Trattamento dei fanghi
Rendere insolubili gli inquinanti durante il trattamento delle acque reflue comporta la produzione di notevoli quantità di fanghi (dal 20 al 30% della domanda chimica di ossigeno rimossa (COD) che è fortemente diluita (dal 90 al 99% di acqua)). Lo smaltimento di questi fanghi in modo accettabile per l'ambiente presuppone trattamenti con un costo fino al 50% di quelli necessari per la depurazione delle acque reflue. Le tipologie di trattamento dipendono dalla destinazione del fango, a sua volta dipendente dalle sue caratteristiche e dalle situazioni locali. I fanghi possono essere destinati a:
- concimazione o scarico in mare se sostanzialmente esente da sostanze tossiche e contenente composti azotati e fosforici (fanghi da trattamento biologico), mediante scarichi fissi, autocarri o chiatte
- discarica sanitaria in fosse scavate nel terreno, alternando strati di fango e terra. L'impermeabilizzazione delle torbe è necessaria se i fanghi contengono sostanze tossiche che possono essere dilavate dalle precipitazioni atmosferiche. Le fosse dovrebbero essere lontane dalle falde acquifere. I fanghi organici non stabilizzati vengono solitamente miscelati con il 10-15% di calce per ritardare la putrefazione.

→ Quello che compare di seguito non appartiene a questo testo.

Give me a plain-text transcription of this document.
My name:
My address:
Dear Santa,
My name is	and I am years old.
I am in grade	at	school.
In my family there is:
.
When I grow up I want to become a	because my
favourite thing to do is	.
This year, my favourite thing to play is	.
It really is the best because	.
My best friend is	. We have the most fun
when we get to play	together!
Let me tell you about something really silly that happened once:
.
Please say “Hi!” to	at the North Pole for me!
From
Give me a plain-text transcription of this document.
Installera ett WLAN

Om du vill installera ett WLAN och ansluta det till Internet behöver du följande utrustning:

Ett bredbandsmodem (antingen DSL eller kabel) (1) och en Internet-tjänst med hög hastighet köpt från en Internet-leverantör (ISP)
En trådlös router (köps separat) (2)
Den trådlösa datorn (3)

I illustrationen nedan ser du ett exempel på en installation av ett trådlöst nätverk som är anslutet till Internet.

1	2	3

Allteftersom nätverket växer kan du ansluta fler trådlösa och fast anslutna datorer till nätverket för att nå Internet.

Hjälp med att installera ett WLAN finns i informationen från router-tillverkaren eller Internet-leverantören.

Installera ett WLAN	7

- incenerimento in forni rotativi oa letto fluido se i fanghi sono ricchi di sostanze organiche e privi di metalli volatili; se necessario, viene aggiunto carburante e il fumo emesso viene purificato.
Il fango viene disidratato prima dello smaltimento per ridurne sia il volume che il costo del trattamento, e viene frequentemente stabilizzato per prevenirne la putrefazione e per rendere innocue le eventuali sostanze tossiche in esso contenute.
disidratazione
La disidratazione prevede un ispessimento preventivo in addensatori, simili a vasche di sedimentazione, dove il fango viene lasciato per 12-24 ore e perde parte dell'acqua che si raccoglie in superficie, mentre il fango addensato viene scaricato al di sotto. I fanghi ispessiti vengono disidratati, ad esempio, per separazione centrifuga o per filtrazione (sottovuoto o pressione) con apparecchiature tradizionali, oppure per esposizione all'aria in strati di 30 cm di spessore in letti di essiccamento fanghi costituiti da lagune rettangolari in cemento, circa 50 cm di profondità, con fondo in pendenza ricoperto da uno strato di sabbia per favorire il drenaggio dell'acqua. I fanghi contenenti sostanze colloidali devono essere preventivamente destabilizzati mediante coagulazione e flocculazione, secondo le tecniche già descritte.
Stabilizzazione
La stabilizzazione comprende la digestione e la disintossicazione. La digestione è un trattamento a lungo termine del fango durante il quale perde dal 30 al 50% della sua sostanza organica, accompagnato da un aumento del suo contenuto di sali minerali. Questi fanghi non sono più putrescibili, gli eventuali agenti patogeni vengono distrutti e la filtrabilità è migliorata. La digestione può essere di tipo aerobico quando il fango viene aerato per 8-15 giorni a temperatura ambiente in vasche di cemento, il processo è simile al trattamento con fanghi attivi. Può essere di tipo anaerobico se i fanghi vengono digeriti in impianti simili a quelli utilizzati per il trattamento anaerobico dei rifiuti, a 35-40°C per 30-40 giorni, con produzione di biogas. La digestione può essere di tipo termico quando il fango viene trattato con aria calda a 200÷250°C e ad una pressione superiore a 100 bar per 15÷30 minuti (combustione umida), oppure quando viene trattato, in assenza di aria, a 180°C ea pressione autogena, per 30-45 minuti.
La disintossicazione rende innocui i fanghi contenenti metalli (es. cromo, nichel e piombo), che vengono solidificati mediante trattamento con silicato di sodio e convertiti autotermicamente nei corrispondenti silicati insolubili.